Through the pandemic shutdown, GigTown generated over $550,000 in artist payments, mostly from corporate clients, some of whom sponsored performances on a monthly or even weekly basis.

 
“They were very generous in terms of what they were able to afford and which artists they were able to work with,” Wahlstrom said.

 
In addition, GigTown also had some clients who pay for the company’s artist booking services that were based in states where COVID restrictions were more lax.

 
“One of our biggest clients was in Texas and Arizona and they were having weekly live music programs as normal,” Wahlstrom said.  


Focus on Features

 
Through the pandemic, GigTown remained profitable by staying lean and focusing on adapting to the new environment while preparing for the future.

 
“We worked on overall strategy, thought of exciting new app features, helped artists with content and improved their GigTown profiles, and prepared for when the world would open up again for live music in person,” Cardillo said, “Despite the challenges of the pandemic, we remained optimistic and put our best foot forward every day.”

 
With pandemic restrictions on live events ended, GigTown is looking to take that optimism and continue to grow by building out “a backlog of features” the company has been thinking on, Wahlstrom said.

 
One of the features will be to allow artists to sign up for GigTown using only a mobile phone.
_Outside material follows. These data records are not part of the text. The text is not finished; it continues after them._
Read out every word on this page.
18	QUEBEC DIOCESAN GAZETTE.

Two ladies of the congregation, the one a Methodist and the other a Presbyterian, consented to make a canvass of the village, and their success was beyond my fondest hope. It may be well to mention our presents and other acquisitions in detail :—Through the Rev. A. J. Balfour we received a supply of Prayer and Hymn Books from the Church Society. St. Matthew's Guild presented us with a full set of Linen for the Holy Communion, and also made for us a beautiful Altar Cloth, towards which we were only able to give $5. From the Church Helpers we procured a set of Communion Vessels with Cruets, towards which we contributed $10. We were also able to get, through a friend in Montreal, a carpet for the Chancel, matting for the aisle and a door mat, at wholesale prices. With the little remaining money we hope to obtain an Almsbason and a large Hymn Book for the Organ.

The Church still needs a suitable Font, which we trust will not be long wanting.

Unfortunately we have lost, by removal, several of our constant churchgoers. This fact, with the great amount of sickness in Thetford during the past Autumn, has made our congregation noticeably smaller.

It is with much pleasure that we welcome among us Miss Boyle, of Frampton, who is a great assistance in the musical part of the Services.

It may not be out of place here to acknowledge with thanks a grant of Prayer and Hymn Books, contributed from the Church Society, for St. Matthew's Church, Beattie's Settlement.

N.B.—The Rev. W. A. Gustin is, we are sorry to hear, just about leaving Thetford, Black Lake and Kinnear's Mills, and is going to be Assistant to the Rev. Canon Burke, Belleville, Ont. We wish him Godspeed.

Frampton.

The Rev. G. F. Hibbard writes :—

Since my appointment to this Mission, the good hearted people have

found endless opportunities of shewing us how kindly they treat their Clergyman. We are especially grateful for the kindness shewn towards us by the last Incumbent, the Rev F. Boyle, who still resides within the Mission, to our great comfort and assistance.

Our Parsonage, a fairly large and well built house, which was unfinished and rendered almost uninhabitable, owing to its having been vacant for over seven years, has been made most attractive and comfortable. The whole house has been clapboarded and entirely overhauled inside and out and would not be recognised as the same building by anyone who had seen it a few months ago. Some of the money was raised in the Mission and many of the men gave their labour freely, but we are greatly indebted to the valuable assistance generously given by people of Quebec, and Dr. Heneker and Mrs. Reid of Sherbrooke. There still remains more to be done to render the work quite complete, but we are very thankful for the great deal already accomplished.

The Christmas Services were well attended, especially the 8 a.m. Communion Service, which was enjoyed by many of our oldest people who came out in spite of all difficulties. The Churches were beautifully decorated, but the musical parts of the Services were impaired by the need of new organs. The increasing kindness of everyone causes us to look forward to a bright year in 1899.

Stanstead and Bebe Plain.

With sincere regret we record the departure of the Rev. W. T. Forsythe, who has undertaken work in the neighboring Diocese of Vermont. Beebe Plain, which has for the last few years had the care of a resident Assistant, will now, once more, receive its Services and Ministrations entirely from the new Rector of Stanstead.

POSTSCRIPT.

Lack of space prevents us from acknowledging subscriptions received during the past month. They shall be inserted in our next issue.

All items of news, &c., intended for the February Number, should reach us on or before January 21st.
Currently, signups are through the website only.  


Artists will also be able to promote their shows using the mobile app, which is important because most shows booked through GigTown are non-ticked events at venues like restaurants or breweries where the show may not be promoted in other spaces.

 
“It’s pretty difficult to find a consolidated listing for these kinds of shows that is accurate,” Wahlstrom said, adding that when artists are able to easily add these shows to their schedules, “it’s a win-win for everybody.”

 
Cardillo said the new features will make GigTown into a “Yelp for local music.”  


“But even cooler because you can really dig in and easily check out musician profiles and current shows on the GigTown app,” he said, “Now that live music is back, I am excited to create more awareness that GigTown is an amazing place to discover, book and connect with local musicians in your area.”  


A Modest Capital Campaign  


Along with building out features, GigTown is also focused on marketing the platform in cities across the U.S.

 
To fund these new goals, GigTown has set up a Wefunder campaign.
 The company is just over halfway toward raising its modest $50,000 goal. On the fundraising site, the company touts its growth trajectory of $240,000 in revenue in 2020 to $390,000 in 2021, its lean operation, its positive cash flow and its over 8,500 artists and 90,000 users.
 
Also, with music lovers’ pent-up demand for live music, it is a good time to grow a music company.

 
“It is very difficult for venues to find artists now, everyone is booked,” Wahlstrom said. “In terms of our business, we are as busy as we were before the pandemic.”


GigTown
Founded: 2014
CEO: Brian Wahlstrom
Business: Live music booking platform
Revenue: $390K (2021)
Headquarters: San Diego
Employees: 3
Website: 
gigtown.com
Notable: The GigTown platform was built by former Qualcomm engineers alongside professional musicians.